A gorgeous look at popular illustrators of the Jazz Age and their influential role in the dynamic culture of the 1920s and '30s
The 1920s in the United States was characterized by economic prosperity and dramatic social change. Known as the Jazz Age, it was a time when Black music, art, and literature became a powerful cultural force. Shifting roles for women and trends in youth culture coalesced in the figure of the flapper, causing a moral panic chronicled in the expanding popular press. Exploring how the art of popular illustration helped shape this new consciousness and impacted publishing, politics, and daily life, this volume features works by artists such as Aaron Douglas, Nell Brinkley, John Held Jr., and Loïs Mailou Jones. Their striking images illustrated the New Yorker, Vanity Fair, The Crisis, Liberty, and the Saturday Evening Post, as well as newspapers, novels, and books for children. Essays foreground the contributions of women and Black artists; draw parallels between music, fashion, and the aesthetics of popular illustration; discuss the impact of the Harlem Renaissance and the national growth of the Black press; highlight the legacy of illustrator Howard Pyle and his students; and consider the appropriation of the subversive jazz culture by a white audience.

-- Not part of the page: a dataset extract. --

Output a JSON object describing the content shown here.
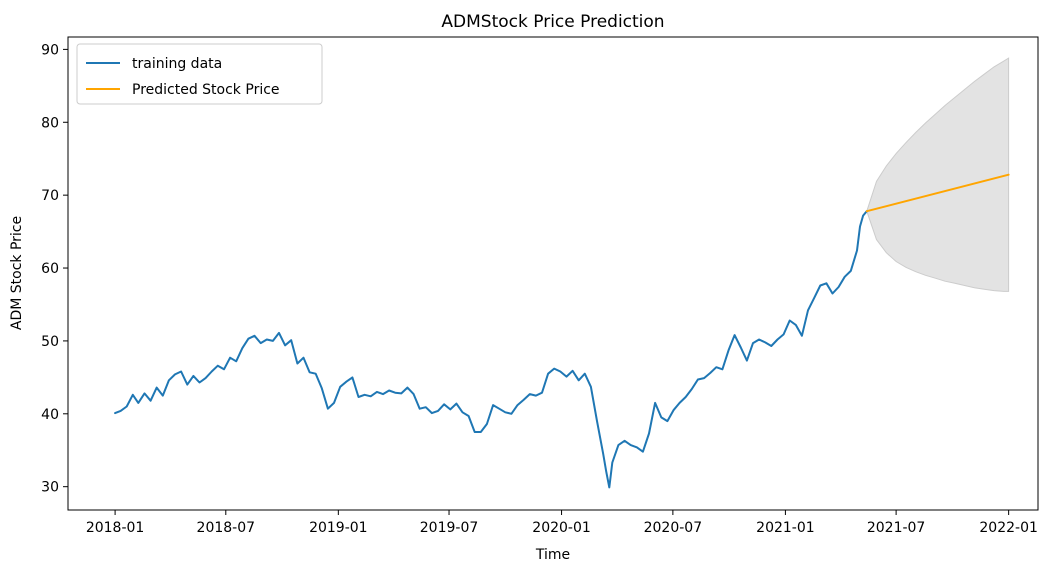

Edited by Heather Campbell Coyle, with contributions by Colette Gaiter, Victoria Rose Pass and Chris Dingwall
Heather Campbell Coyle is curator of American art at the Delaware Art Museum. Chris Dingwall is assistant professor of design history in the Sam Fox School of Design & Visual Arts and a faculty affiliate in the Center for the Study of Race, Ethnicity & Equity at Washington University in St. Louis. Colette Gaiter is professor in the Departments of Africana Studies and Art & Design at the University of Delaware. Victoria Rose Pass is associate professor in the Department of the History of Art, Design, and Visual Culture at Maryland Institute College of Art.